The London borough of Islington’s pension fund is overhauling its emerging and frontier market exposure while dropping its passive equity managers for the region.

The changes come as the £1.1bn (€1.5bn) fund implements its amended strategic asset allocation (SAA), which will see it reduce exposure to emerging markets to 6%, down from its 7% target.

In a tender notice, the council said the new actively managed mandates would be worth a combined £60m.

The future manager will be expected to build up “significant” exposure to frontier markets.

“At this stage,” the mandate adds, “applications will be accepted from managers that manage equity, bond, multi-asset or other mandates from these markets.”

The pension fund said it would not consider standalone products exposed only to either frontier or emerging markets.

Parties interested in the mandate – which could run for an initial five years and be renewed for a further three – should contact the council by 20 June.

The search for an emerging market manager comes as Islington shifts some of its assets to sub-funds managed by the London CIV, the local pension scheme asset pool that last year appointed four managers to oversee £6bn in London borough equity mandates.
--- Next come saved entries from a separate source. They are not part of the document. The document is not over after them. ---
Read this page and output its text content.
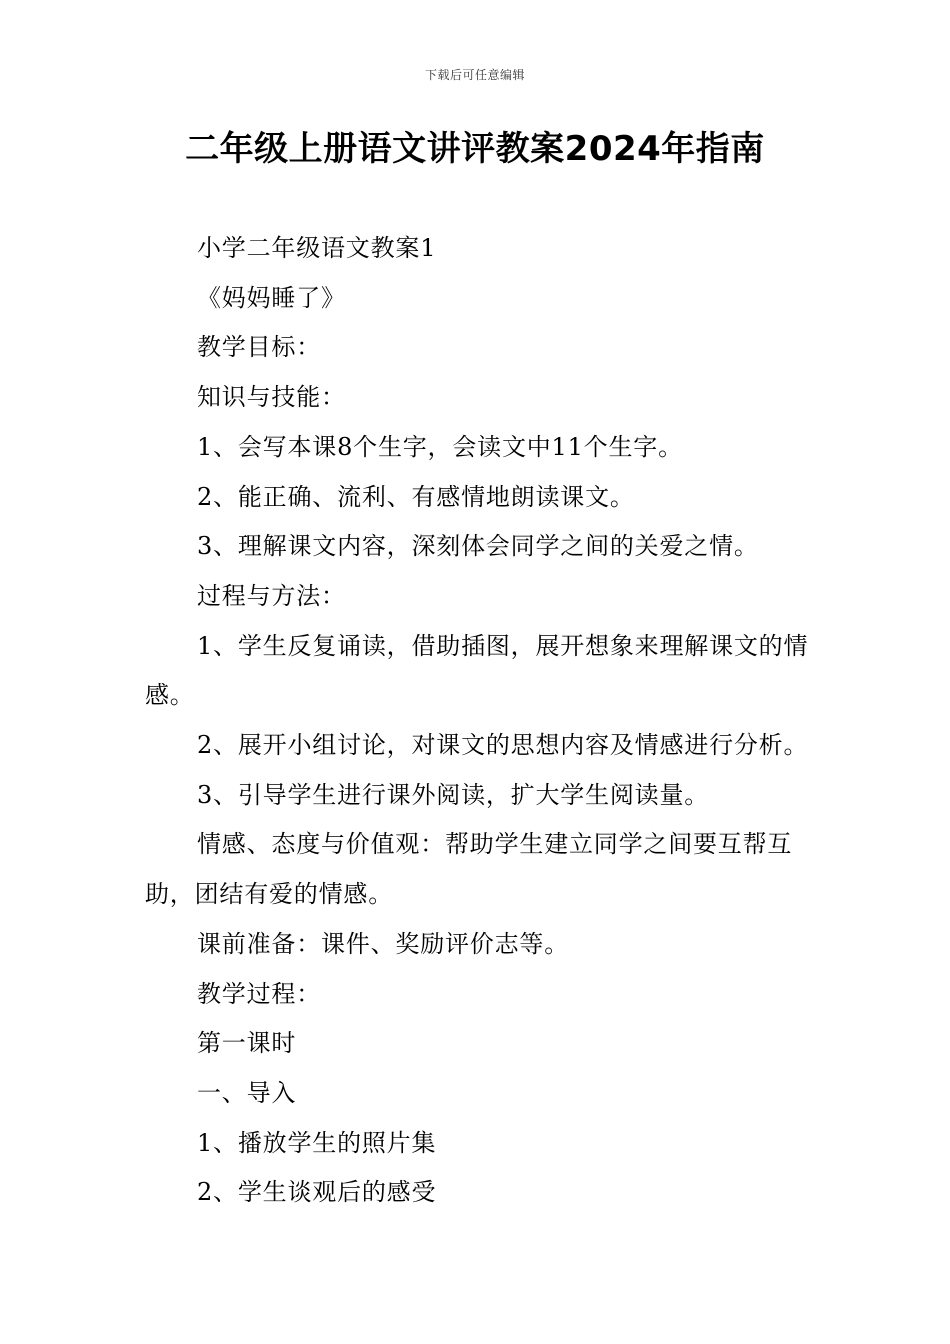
下载后可任意编辑
二年级上册语文讲评教案2024年指南

小学二年级语文教案1

《妈妈睡了》

教学目标：

知识与技能：

1、会写本课8个生字，会读文中11个生字。

2、能正确、流利、有感情地朗读课文。

3、理解课文内容，深刻体会同学之间的关爱之情。

过程与方法：

1、学生反复诵读，借助插图，展开想象来理解课文的情感。

2、展开小组讨论，对课文的思想内容及情感进行分析。

3、引导学生进行课外阅读，扩大学生阅读量。

情感、态度与价值观：帮助学生建立同学之间要互帮互助，团结有爱的情感。

课前准备：课件、奖励评价志等。

教学过程：

第一课时

一、导入

1、播放学生的照片集

2、学生谈观后的感受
Among the nine sub-funds launched at the time, however, only two are actively managed, and both are for global equity strategies.

The emerging market sub-funds offered by the CIV, managed by Legal & General Investment Management (LGIM) and BlackRock, respectively, are both passively managed.

LGIM is Islington’s current source of passive emerging market exposure.

However, Islington has shifted some of its equity investments to a CIV-launched sub-fund and now invests in an Allianz Global Investors-managed equity sub-fund commissioned by the pool rather than directly with AGI.